Между тем за время школьной жизни Адама Мицкевича
произошли два события, получившие большое значение в развитии юноши.
Первым из них была смерть отца, последовавшая в мае 1812 года и
заставившая его с этих пор заботиться о посильной помощи осиротевшей
семье. Второе из этих событий имело более общий характер – это было
начало войны 1812 года между Россией и Наполеоном и вступление войск
последнего, среди которых находились и польские отряды, в Литву.

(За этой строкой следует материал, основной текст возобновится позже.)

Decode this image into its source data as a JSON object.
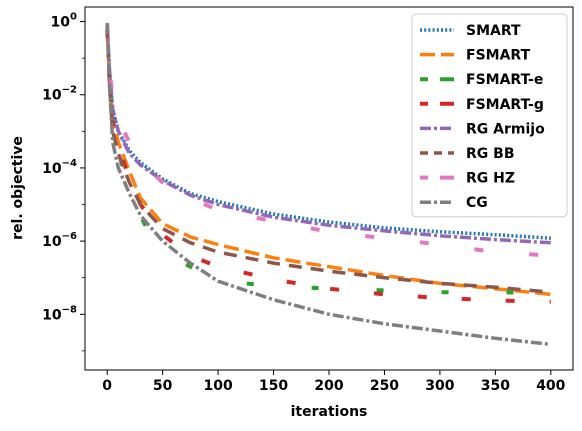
{
  "chart_data": {
    "type": "line",
    "title": "",
    "xlabel": "iterations",
    "ylabel": "rel. objective",
    "xscale": "linear",
    "yscale": "log",
    "xlim": [
      -20,
      420
    ],
    "ylim": [
      3e-10,
      2.5
    ],
    "x_ticks": [
      0,
      50,
      100,
      150,
      200,
      250,
      300,
      350,
      400
    ],
    "x_tick_labels": [
      "0",
      "50",
      "100",
      "150",
      "200",
      "250",
      "300",
      "350",
      "400"
    ],
    "y_ticks": [
      1e-08,
      1e-06,
      0.0001,
      0.01,
      1
    ],
    "y_tick_labels": [
      {
        "base": "10",
        "exp": "−8"
      },
      {
        "base": "10",
        "exp": "−6"
      },
      {
        "base": "10",
        "exp": "−4"
      },
      {
        "base": "10",
        "exp": "−2"
      },
      {
        "base": "10",
        "exp": "0"
      }
    ],
    "grid": false,
    "legend_position": "top-right",
    "series": [
      {
        "name": "SMART",
        "color": "#1f77b4",
        "dash": "2,2.2",
        "width": 3.5,
        "x": [
          0,
          2,
          5,
          10,
          20,
          30,
          50,
          75,
          100,
          150,
          200,
          250,
          300,
          350,
          400
        ],
        "y": [
          0.8,
          0.05,
          0.004,
          0.001,
          0.0003,
          0.00014,
          5e-05,
          2e-05,
          1.2e-05,
          5.5e-06,
          3.3e-06,
          2.3e-06,
          1.8e-06,
          1.5e-06,
          1.2e-06
        ]
      },
      {
        "name": "FSMART",
        "color": "#ff7f0e",
        "dash": "15,6",
        "width": 3.5,
        "x": [
          0,
          2,
          5,
          10,
          20,
          30,
          50,
          75,
          100,
          150,
          200,
          250,
          300,
          350,
          400
        ],
        "y": [
          0.6,
          0.03,
          0.002,
          0.0005,
          8e-05,
          1.5e-05,
          3e-06,
          1.3e-06,
          8e-07,
          3.5e-07,
          2e-07,
          1.15e-07,
          7e-08,
          5e-08,
          3.5e-08
        ]
      },
      {
        "name": "FSMART-e",
        "color": "#2ca02c",
        "dash": "7,58",
        "width": 4,
        "x": [
          0,
          2,
          5,
          10,
          20,
          30,
          40,
          50,
          75,
          100,
          150,
          200,
          250,
          300,
          350,
          400
        ],
        "y": [
          0.6,
          0.03,
          0.002,
          0.0003,
          2e-05,
          5e-06,
          1.2e-06,
          5e-07,
          2e-07,
          8e-08,
          6e-08,
          5e-08,
          4.5e-08,
          4e-08,
          4e-08,
          3.8e-08
        ]
      },
      {
        "name": "FSMART-g",
        "color": "#d62728",
        "dash": "9,35",
        "width": 4,
        "x": [
          0,
          2,
          5,
          10,
          20,
          30,
          50,
          75,
          100,
          150,
          200,
          250,
          300,
          350,
          400
        ],
        "y": [
          0.6,
          0.03,
          0.002,
          0.0004,
          5e-05,
          1e-05,
          1.5e-06,
          4e-07,
          2e-07,
          9e-08,
          5e-08,
          3.5e-08,
          2.8e-08,
          2.4e-08,
          2.2e-08
        ]
      },
      {
        "name": "RG Armijo",
        "color": "#9467bd",
        "dash": "11,3,3,3",
        "width": 3.5,
        "x": [
          0,
          2,
          5,
          10,
          20,
          30,
          50,
          75,
          100,
          150,
          200,
          250,
          300,
          350,
          400
        ],
        "y": [
          0.8,
          0.05,
          0.004,
          0.001,
          0.00025,
          0.00012,
          4.5e-05,
          1.8e-05,
          1e-05,
          4.5e-06,
          2.7e-06,
          1.9e-06,
          1.4e-06,
          1.1e-06,
          9e-07
        ]
      },
      {
        "name": "RG BB",
        "color": "#8c564b",
        "dash": "13,9",
        "width": 3.5,
        "x": [
          0,
          2,
          5,
          10,
          20,
          30,
          50,
          75,
          100,
          150,
          200,
          250,
          300,
          350,
          400
        ],
        "y": [
          0.9,
          0.02,
          0.001,
          0.00025,
          4e-05,
          1e-05,
          2.2e-06,
          9e-07,
          5e-07,
          2.5e-07,
          1.5e-07,
          1e-07,
          7e-08,
          5.5e-08,
          4e-08
        ]
      },
      {
        "name": "RG HZ",
        "color": "#e377c2",
        "dash": "9,46",
        "width": 4,
        "x": [
          0,
          2,
          5,
          10,
          20,
          30,
          50,
          75,
          100,
          150,
          200,
          250,
          300,
          350,
          400
        ],
        "y": [
          0.8,
          0.05,
          0.008,
          0.002,
          0.0005,
          0.00015,
          4e-05,
          1.5e-05,
          7e-06,
          3.5e-06,
          1.8e-06,
          1.2e-06,
          8e-07,
          5e-07,
          4e-07
        ]
      },
      {
        "name": "CG",
        "color": "#7f7f7f",
        "dash": "11,3,3,3",
        "width": 3.5,
        "x": [
          0,
          2,
          5,
          10,
          20,
          30,
          50,
          75,
          100,
          150,
          200,
          250,
          300,
          350,
          400
        ],
        "y": [
          0.9,
          0.02,
          0.0005,
          0.0001,
          2e-05,
          5e-06,
          1e-06,
          2.5e-07,
          8e-08,
          2.5e-08,
          1e-08,
          5.5e-09,
          3.5e-09,
          2.2e-09,
          1.5e-09
        ]
      }
    ]
  }
}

Обещания Наполеона восстановить Польшу увлекли за ним сердца большинства
поляков, и лишь незначительная часть продолжала возлагать свои надежды
на императора Александра. Общий энтузиазм к французам проник и в
Новогрудок и выразился с полною силою при проходе через него нескольких
корпусов армии Наполеона под начальством Иеронима Бонапарте, короля
Вестфальского. Дом Мицкевичей был назначен под королевскую квартиру;
хозяева, конечно, должны были удалиться, но 14-летний Адам, спрятавшись
за забором, ожидал прибытия короля и успел его увидеть. Эта блестящая
картина французского войска, вместе с восторженными рассказами солдат о
Наполеоне как о каком-то полубоге, и с всеобщим ожиданием земляков
возвращения независимости родной страны от этого чудодейственного вождя,
навеки запечатлелась в душе мальчика и, способствуя раннему пробуждению
в нем патриотического чувства, в то же время положила основание того
культа Наполеона, который он исповедовал впоследствии. Много лет спустя
Мицкевич поэтически воспроизвел свои тогдашние впечатления в «Пане
Тадеуше»:
Год приснопамятный, великий и единый, Останешься в Литве священной ты годиной! Ты, урожайная красавица-весна, Век будешь сниться нам, обильна и красна Густыми злаками и воинов одеждой, Громами славных битв и ясною надеждой. Досель, переносясь в минувшие года, Тебя, как сладкий сон, я вижу иногда И, скорбию повит, лью слезы и тоскую: Увы! я в жизни знал одну весну такую!.. В
1815 году Адам Мицкевич окончил курс в училище доминиканцев. В это
время один из дальних родственников их семьи, ксёндз Иосиф Мицкевич, был
деканом физико-математического факультета Виленского университета. Он
предложил матери Адама поместить его в университет, обещая, со своей
стороны, устроить его там на казенный счет. При Виленском университете
существовали тогда стипендии, предназначавшиеся для студентов,
готовивших себя в учителя, и определявшиеся по конкурсному экзамену.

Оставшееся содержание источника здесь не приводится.